O são Bernardo pulava de felicidade, queria que Suzane fizesse carinho, alisando seus pelos tão macios como seda.

Ela achava que o adorável animal devia de ficar dentro de casa, devido ao frio congelante da noite.

A casa era deslumbrante, mas somente a visão dos pântanos e matagais fora detestável.

O som dos grilos, das águas em ondas, serão os únicos ouvintes, até o momento sereno, e tranquilo de paz e silêncio absoluto.

De repente um vento frio veio à tona naquele momento oportuno, quando Suzane, girou lentamente a maçaneta da porta de entrada, abrindo apenas uma fresta, sentindo aquela sensação hedionda de antes.

Ela moveu o olhar para trás bem lentamente, temendo algo que lhe fosse de forma abominável e assustadora, porém havia apenas o cachorro a latir incessantemente, num tom agressivo e hostil, para a escuridão vacilante que se mantia ali, atrás daquelas árvores oscilantes que balançavam seus troncos e seus galhos terrivelmente.

Dizem que cachorros possuem uma espécie de mal presságio, entende? como se conseguissem, de alguma forma, sentir algo ou ver algo que pessoas normais não conseguem ver.
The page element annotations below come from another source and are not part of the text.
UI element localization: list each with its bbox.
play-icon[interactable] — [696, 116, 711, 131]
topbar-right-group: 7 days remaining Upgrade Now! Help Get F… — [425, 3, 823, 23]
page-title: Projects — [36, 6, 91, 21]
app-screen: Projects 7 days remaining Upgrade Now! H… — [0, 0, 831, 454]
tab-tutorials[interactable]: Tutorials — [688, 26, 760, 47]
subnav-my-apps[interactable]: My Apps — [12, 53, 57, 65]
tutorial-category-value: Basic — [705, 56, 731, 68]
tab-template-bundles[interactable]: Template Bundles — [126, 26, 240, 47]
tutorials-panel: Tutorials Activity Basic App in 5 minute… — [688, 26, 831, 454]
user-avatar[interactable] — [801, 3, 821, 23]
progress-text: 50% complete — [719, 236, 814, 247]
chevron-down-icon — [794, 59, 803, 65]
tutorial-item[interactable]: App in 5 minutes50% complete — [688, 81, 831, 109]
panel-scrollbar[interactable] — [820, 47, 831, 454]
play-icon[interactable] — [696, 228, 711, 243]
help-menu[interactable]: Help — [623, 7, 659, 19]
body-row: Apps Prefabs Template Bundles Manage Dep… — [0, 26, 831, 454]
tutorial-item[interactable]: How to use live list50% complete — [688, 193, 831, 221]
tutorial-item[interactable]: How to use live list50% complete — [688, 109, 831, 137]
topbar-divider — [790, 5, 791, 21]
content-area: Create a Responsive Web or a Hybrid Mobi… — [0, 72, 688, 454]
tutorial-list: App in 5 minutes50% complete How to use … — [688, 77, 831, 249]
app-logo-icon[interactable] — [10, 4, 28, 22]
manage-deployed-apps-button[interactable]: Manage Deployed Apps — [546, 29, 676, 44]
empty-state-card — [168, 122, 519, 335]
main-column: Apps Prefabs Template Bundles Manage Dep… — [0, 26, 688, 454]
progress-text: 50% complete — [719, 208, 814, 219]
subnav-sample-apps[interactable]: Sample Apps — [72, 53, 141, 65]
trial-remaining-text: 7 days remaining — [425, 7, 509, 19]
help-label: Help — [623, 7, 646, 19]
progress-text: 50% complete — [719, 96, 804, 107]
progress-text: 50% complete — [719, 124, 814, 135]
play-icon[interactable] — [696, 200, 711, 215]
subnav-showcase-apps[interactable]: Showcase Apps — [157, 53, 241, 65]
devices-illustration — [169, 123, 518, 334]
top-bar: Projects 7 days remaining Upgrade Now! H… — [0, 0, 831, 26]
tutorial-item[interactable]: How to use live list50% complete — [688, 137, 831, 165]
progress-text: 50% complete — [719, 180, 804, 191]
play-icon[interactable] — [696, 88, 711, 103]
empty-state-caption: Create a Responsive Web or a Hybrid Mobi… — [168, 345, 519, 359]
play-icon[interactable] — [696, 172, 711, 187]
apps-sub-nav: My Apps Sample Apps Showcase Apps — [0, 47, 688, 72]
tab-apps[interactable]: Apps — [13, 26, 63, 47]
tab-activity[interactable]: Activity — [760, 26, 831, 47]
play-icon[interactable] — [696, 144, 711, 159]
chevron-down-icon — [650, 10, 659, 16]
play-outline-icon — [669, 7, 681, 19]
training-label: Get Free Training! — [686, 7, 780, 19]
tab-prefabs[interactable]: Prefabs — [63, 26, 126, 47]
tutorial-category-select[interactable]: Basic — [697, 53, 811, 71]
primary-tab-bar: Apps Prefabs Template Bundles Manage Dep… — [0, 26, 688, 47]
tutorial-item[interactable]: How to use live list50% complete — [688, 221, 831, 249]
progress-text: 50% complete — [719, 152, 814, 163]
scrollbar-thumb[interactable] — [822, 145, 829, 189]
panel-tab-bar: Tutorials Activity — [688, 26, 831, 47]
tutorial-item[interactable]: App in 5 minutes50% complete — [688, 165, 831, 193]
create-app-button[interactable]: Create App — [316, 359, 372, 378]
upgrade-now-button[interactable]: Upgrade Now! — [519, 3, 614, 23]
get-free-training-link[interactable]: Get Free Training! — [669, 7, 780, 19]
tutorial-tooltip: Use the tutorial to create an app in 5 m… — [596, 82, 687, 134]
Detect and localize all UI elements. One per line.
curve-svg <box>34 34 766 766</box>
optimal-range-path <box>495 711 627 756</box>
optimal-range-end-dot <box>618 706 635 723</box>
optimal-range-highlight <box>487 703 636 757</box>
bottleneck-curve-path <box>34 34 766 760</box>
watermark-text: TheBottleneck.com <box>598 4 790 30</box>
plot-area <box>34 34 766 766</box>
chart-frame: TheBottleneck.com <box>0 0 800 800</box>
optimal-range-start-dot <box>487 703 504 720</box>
Mas ela não via nada, apenas sombras formando-se figuras inumanas sobre aquele solo decrépito e uma vegetação densa á cercar todo o local

Suzane, logo em seguida, abriu a porta rapidamente dizendo, quase sussurrando:

__ Apenas um vento frio, só um vento frio. __ e depois entrou, pondo-se para dentro.

Seu irmão estava na sala, colocando as coisas em seus devidos lugares, enquanto ela subia a escada, até o segundo andar.
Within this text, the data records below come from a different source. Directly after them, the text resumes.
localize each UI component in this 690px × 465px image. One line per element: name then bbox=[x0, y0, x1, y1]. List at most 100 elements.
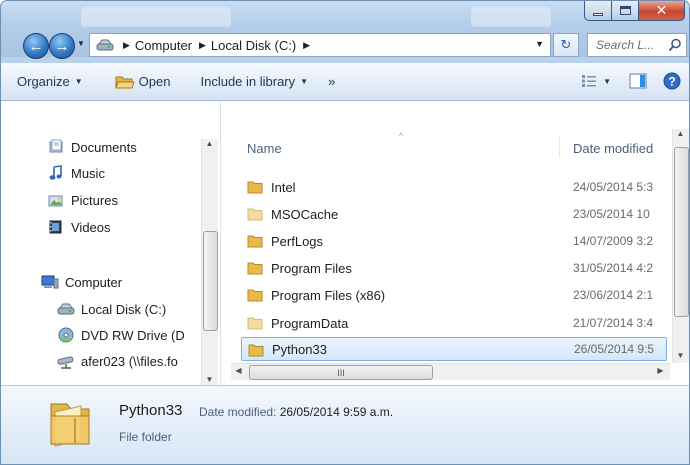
folder-icon bbox=[247, 289, 263, 302]
close-button[interactable]: ✕ bbox=[639, 1, 685, 21]
nav-item-local-disk[interactable]: Local Disk (C:) bbox=[57, 297, 166, 321]
breadcrumb-separator[interactable]: ▶ bbox=[303, 40, 310, 51]
nav-item-pictures[interactable]: Pictures bbox=[47, 188, 118, 212]
recent-pages-dropdown[interactable]: ▼ bbox=[77, 39, 85, 48]
dvd-drive-icon bbox=[57, 327, 75, 343]
nav-item-network-drive[interactable]: afer023 (\\files.fo bbox=[57, 349, 178, 373]
search-box[interactable] bbox=[587, 33, 687, 57]
nav-item-videos[interactable]: Videos bbox=[47, 215, 111, 239]
explorer-window: ✕ ← → ▼ ▶ Computer ▶ Local Disk (C:) ▶ ▼… bbox=[0, 0, 690, 465]
command-bar: Organize ▼ Open Include in library ▼ » ▼ bbox=[1, 63, 689, 101]
organize-button[interactable]: Organize ▼ bbox=[1, 63, 93, 100]
help-icon: ? bbox=[663, 72, 681, 90]
title-bar-blur bbox=[471, 7, 551, 27]
open-button[interactable]: Open bbox=[93, 63, 181, 100]
nav-item-label: DVD RW Drive (D bbox=[81, 327, 185, 343]
details-date-modified-label: Date modified: bbox=[199, 405, 277, 419]
chevron-down-icon: ▼ bbox=[74, 77, 83, 86]
more-commands-button[interactable]: » bbox=[318, 63, 345, 100]
breadcrumb-local-disk[interactable]: Local Disk (C:) bbox=[211, 38, 296, 53]
forward-button[interactable]: → bbox=[49, 33, 75, 59]
file-date-modified: 26/05/2014 9:5 bbox=[574, 342, 655, 356]
nav-item-label: Music bbox=[71, 165, 105, 181]
include-in-library-label: Include in library bbox=[200, 74, 296, 89]
file-row[interactable]: PerfLogs 14/07/2009 3:2 bbox=[241, 229, 667, 253]
navigation-scrollbar[interactable]: ▲ ▼ bbox=[201, 139, 218, 385]
preview-pane-button[interactable] bbox=[629, 73, 647, 89]
file-row[interactable]: Program Files (x86) 23/06/2014 2:1 bbox=[241, 283, 667, 307]
file-list-vertical-scrollbar[interactable]: ▲ ▼ bbox=[672, 129, 689, 363]
scroll-left-arrow[interactable]: ◀ bbox=[231, 366, 246, 375]
scrollbar-thumb[interactable] bbox=[674, 147, 689, 317]
file-row[interactable]: Intel 24/05/2014 5:3 bbox=[241, 175, 667, 199]
refresh-button[interactable]: ↻ bbox=[553, 33, 579, 57]
help-button[interactable]: ? bbox=[663, 72, 681, 90]
breadcrumb-separator[interactable]: ▶ bbox=[199, 40, 206, 51]
nav-item-label: Computer bbox=[65, 274, 123, 290]
navigation-pane: Documents Music Pictures Videos Computer… bbox=[1, 101, 221, 385]
file-name: MSOCache bbox=[271, 206, 339, 222]
back-button[interactable]: ← bbox=[23, 33, 49, 59]
details-file-name: Python33 bbox=[119, 402, 183, 419]
folder-icon bbox=[247, 262, 263, 275]
scroll-up-arrow[interactable]: ▲ bbox=[202, 139, 217, 148]
forward-arrow-icon: → bbox=[54, 37, 70, 55]
nav-item-label: Pictures bbox=[71, 192, 118, 208]
breadcrumb-separator[interactable]: ▶ bbox=[123, 40, 130, 51]
sort-ascending-icon: ^ bbox=[399, 131, 404, 141]
scroll-down-arrow[interactable]: ▼ bbox=[673, 351, 688, 360]
nav-item-label: Local Disk (C:) bbox=[81, 301, 167, 317]
breadcrumb-computer[interactable]: Computer bbox=[135, 38, 192, 53]
nav-item-dvd-drive[interactable]: DVD RW Drive (D bbox=[57, 323, 185, 347]
address-bar[interactable]: ▶ Computer ▶ Local Disk (C:) ▶ ▼ bbox=[89, 33, 551, 57]
search-icon[interactable] bbox=[668, 38, 682, 52]
chevron-down-icon[interactable]: ▼ bbox=[603, 77, 611, 86]
scroll-down-arrow[interactable]: ▼ bbox=[202, 375, 217, 384]
maximize-button[interactable] bbox=[612, 1, 639, 21]
search-input[interactable] bbox=[596, 38, 670, 52]
file-list-horizontal-scrollbar[interactable]: ◀ III ▶ bbox=[231, 363, 670, 380]
file-row[interactable]: Program Files 31/05/2014 4:2 bbox=[241, 256, 667, 280]
file-row-selected[interactable]: Python33 26/05/2014 9:5 bbox=[241, 337, 667, 361]
scroll-up-arrow[interactable]: ▲ bbox=[673, 129, 688, 138]
network-drive-icon bbox=[57, 353, 75, 369]
organize-label: Organize bbox=[17, 74, 70, 89]
nav-item-computer[interactable]: Computer bbox=[41, 270, 122, 294]
drive-icon bbox=[96, 39, 114, 51]
pictures-icon bbox=[47, 192, 65, 208]
computer-icon bbox=[41, 274, 59, 290]
videos-icon bbox=[47, 219, 65, 235]
maximize-icon bbox=[619, 6, 631, 15]
close-icon: ✕ bbox=[655, 2, 668, 18]
documents-icon bbox=[47, 139, 65, 155]
scrollbar-grip: III bbox=[337, 367, 345, 378]
details-date-modified: Date modified: 26/05/2014 9:59 a.m. bbox=[199, 405, 393, 419]
file-row[interactable]: MSOCache 23/05/2014 10 bbox=[241, 202, 667, 226]
title-bar-blur bbox=[81, 7, 231, 27]
change-view-button[interactable]: ▼ bbox=[581, 74, 611, 88]
nav-item-documents[interactable]: Documents bbox=[47, 135, 137, 159]
file-date-modified: 21/07/2014 3:4 bbox=[573, 316, 654, 330]
file-name: Intel bbox=[271, 179, 296, 195]
nav-item-music[interactable]: Music bbox=[47, 161, 105, 185]
scrollbar-thumb[interactable]: III bbox=[249, 365, 433, 380]
address-dropdown[interactable]: ▼ bbox=[535, 39, 544, 49]
file-name: Program Files bbox=[271, 260, 352, 276]
file-row[interactable]: ProgramData 21/07/2014 3:4 bbox=[241, 311, 667, 335]
column-name-header[interactable]: Name bbox=[247, 141, 282, 156]
folder-icon bbox=[247, 181, 263, 194]
scroll-right-arrow[interactable]: ▶ bbox=[653, 366, 668, 375]
file-name: Python33 bbox=[272, 341, 327, 357]
include-in-library-button[interactable]: Include in library ▼ bbox=[180, 63, 318, 100]
column-header: ^ Name Date modified bbox=[231, 129, 667, 157]
hidden-folder-icon bbox=[247, 317, 263, 330]
file-date-modified: 14/07/2009 3:2 bbox=[573, 234, 654, 248]
scrollbar-thumb[interactable] bbox=[203, 231, 218, 331]
title-bar[interactable]: ✕ ← → ▼ ▶ Computer ▶ Local Disk (C:) ▶ ▼… bbox=[1, 1, 689, 59]
more-commands-label: » bbox=[328, 74, 336, 89]
content-area: Documents Music Pictures Videos Computer… bbox=[1, 101, 689, 385]
column-divider[interactable] bbox=[559, 135, 560, 157]
hidden-folder-icon bbox=[247, 208, 263, 221]
column-date-modified-header[interactable]: Date modified bbox=[573, 141, 653, 156]
minimize-button[interactable] bbox=[584, 1, 612, 21]
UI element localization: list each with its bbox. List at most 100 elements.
O interior do pequeno aposento central era substancialmente agradável e aconchegante.

Alguns quadros acadêmicos e pinturas conceituais presos á parede, junto a um pôster emoldurado do filme Babadook.
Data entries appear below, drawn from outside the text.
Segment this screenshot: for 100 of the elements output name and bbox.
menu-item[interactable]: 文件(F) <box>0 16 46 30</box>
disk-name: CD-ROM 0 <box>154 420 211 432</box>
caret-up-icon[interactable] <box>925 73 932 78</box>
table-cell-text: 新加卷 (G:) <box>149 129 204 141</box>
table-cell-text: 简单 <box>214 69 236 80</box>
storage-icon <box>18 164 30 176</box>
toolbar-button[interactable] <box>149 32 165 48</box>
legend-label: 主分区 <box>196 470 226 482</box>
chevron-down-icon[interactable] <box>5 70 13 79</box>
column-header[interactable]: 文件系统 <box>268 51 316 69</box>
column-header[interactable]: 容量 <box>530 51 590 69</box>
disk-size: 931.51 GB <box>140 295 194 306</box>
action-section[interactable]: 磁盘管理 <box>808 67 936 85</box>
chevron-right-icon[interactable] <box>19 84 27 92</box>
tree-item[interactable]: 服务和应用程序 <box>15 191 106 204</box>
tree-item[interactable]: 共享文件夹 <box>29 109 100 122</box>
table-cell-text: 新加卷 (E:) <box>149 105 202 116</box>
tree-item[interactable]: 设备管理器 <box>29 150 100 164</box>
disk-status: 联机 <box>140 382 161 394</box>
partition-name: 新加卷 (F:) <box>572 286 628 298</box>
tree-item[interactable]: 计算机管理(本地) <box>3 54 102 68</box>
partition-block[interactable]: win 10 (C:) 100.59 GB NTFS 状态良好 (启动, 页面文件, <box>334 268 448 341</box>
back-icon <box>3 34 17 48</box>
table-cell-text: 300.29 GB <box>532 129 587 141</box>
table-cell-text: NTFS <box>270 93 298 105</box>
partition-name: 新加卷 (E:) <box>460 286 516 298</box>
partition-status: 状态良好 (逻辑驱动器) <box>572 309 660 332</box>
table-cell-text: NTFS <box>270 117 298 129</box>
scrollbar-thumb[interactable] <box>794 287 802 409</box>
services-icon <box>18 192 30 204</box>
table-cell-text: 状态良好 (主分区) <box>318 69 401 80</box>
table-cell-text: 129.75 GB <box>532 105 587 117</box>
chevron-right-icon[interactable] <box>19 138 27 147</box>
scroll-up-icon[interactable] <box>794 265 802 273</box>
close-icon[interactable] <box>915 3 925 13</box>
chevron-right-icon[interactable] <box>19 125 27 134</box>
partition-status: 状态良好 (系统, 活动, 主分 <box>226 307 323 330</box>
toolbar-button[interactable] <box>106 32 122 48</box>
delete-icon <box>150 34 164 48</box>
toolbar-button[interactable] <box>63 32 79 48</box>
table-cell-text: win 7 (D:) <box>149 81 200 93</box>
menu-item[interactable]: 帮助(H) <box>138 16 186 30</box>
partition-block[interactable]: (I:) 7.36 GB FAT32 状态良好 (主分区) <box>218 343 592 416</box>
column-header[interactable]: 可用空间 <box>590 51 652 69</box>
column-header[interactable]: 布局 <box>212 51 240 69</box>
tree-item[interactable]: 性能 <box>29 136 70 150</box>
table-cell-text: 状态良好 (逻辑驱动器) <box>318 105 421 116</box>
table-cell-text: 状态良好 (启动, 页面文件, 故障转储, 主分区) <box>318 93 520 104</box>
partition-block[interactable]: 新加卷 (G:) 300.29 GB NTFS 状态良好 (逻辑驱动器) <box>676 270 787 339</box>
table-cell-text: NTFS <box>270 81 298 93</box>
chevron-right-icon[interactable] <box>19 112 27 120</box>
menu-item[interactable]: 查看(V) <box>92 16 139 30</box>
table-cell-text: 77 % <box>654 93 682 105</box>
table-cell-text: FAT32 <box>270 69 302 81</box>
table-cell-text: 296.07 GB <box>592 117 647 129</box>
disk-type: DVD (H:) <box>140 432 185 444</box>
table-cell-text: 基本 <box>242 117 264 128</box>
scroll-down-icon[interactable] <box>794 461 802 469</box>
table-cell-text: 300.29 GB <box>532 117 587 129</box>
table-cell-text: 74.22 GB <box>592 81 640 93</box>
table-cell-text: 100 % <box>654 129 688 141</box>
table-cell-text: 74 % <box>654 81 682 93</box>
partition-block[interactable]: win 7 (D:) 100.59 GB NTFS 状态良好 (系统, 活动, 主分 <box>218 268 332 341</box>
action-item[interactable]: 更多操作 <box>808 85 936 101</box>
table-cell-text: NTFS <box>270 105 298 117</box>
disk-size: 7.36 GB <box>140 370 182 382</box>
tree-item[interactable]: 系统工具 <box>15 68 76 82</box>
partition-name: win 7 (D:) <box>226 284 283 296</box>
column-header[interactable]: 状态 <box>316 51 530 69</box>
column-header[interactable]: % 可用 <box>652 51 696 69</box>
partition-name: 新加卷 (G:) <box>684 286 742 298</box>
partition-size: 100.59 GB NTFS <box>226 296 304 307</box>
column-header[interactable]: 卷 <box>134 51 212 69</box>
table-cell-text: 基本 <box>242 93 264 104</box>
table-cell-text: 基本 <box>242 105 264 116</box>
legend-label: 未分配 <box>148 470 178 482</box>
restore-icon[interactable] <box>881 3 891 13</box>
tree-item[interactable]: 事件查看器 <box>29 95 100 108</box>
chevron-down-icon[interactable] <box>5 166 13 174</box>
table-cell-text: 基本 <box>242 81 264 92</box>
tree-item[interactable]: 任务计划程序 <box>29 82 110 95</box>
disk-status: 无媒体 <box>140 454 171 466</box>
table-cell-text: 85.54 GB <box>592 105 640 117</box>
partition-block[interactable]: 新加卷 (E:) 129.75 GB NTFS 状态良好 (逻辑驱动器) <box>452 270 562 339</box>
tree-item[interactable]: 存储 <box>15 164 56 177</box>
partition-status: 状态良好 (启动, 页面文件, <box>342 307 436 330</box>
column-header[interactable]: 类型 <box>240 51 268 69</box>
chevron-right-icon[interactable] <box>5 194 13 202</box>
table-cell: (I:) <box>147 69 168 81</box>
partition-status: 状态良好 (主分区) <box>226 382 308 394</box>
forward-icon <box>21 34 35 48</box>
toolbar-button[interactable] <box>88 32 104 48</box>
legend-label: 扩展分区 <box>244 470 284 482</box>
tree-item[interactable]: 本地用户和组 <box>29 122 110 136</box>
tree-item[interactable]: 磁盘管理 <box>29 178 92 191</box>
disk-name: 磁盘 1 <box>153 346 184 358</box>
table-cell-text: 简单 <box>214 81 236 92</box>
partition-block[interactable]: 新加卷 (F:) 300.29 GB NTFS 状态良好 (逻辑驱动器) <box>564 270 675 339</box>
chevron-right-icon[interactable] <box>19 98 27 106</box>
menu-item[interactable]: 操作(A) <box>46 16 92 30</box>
Alguns jarros e vasos ordinários de plantas, flores secas e pétalas murchas.

Recostado em uma parede havia um sofá vermelho vinho de tecido fofo, forrado por um estofo fino e delicado de algodão.

Ao lado uma estante repleta de livros fartos e encadernados, os livros de Pietro ocupavam um papel de destaque na prateleira mais alta, com seus títulos em evidência:

"Um romance sem lágrimas"

"Antes de lhes fecharem os olhos."

"A máscara da maldade"

__ Precisa de ajuda? __ perguntou ele.

__ Não, obrigada, vou pro meu quarto descansar um pouco. __ disse, cansada pelo dia exaustivo pela manhã, com o olhar avulso e desorientado.

Foi um tanto quanto difícil para Suzane nos últimos dias, não só devido à volta inesperada e repentina de sua paralisia do sono, mas também ao fato de ter que encarar a notícia que recebera há um mês atrás.

Quando as duas da manhã o telefone tocou na mesinha, ao lado de sua cama, que no exato momento atendeu atônita com a notícia do falecimento do ex-marido.

Segundo o policial que havia ligado, houve um trágico acidente ocorrido numa estrada onde um carro, em alta velocidade, havia de perder o controle e consequentemente caindo numa ribanceira próxima.

Eles encontraram e identificaram o corpo daquele homem, e por meio disto, eles haviam de informar algum parente acerca do tal acontecido, ou da família, entretanto, este não possuía sequer um membro da família vivo, então tiveram de recorrer á ela, já que fora uma das poucas pessoas próximas que mantivera certo contato com seu ex.

Aquilo lhe fora o estopim, visto que trazia as tais lembranças indigestas, difíceis de se aceitar, pois dez anos presa num relacionamento tóxico e abusivo era, para Suzane, inconcebível.

As pessoas acham que essas coisas só acontecem somente com outras pessoas, até acontecerem com elas.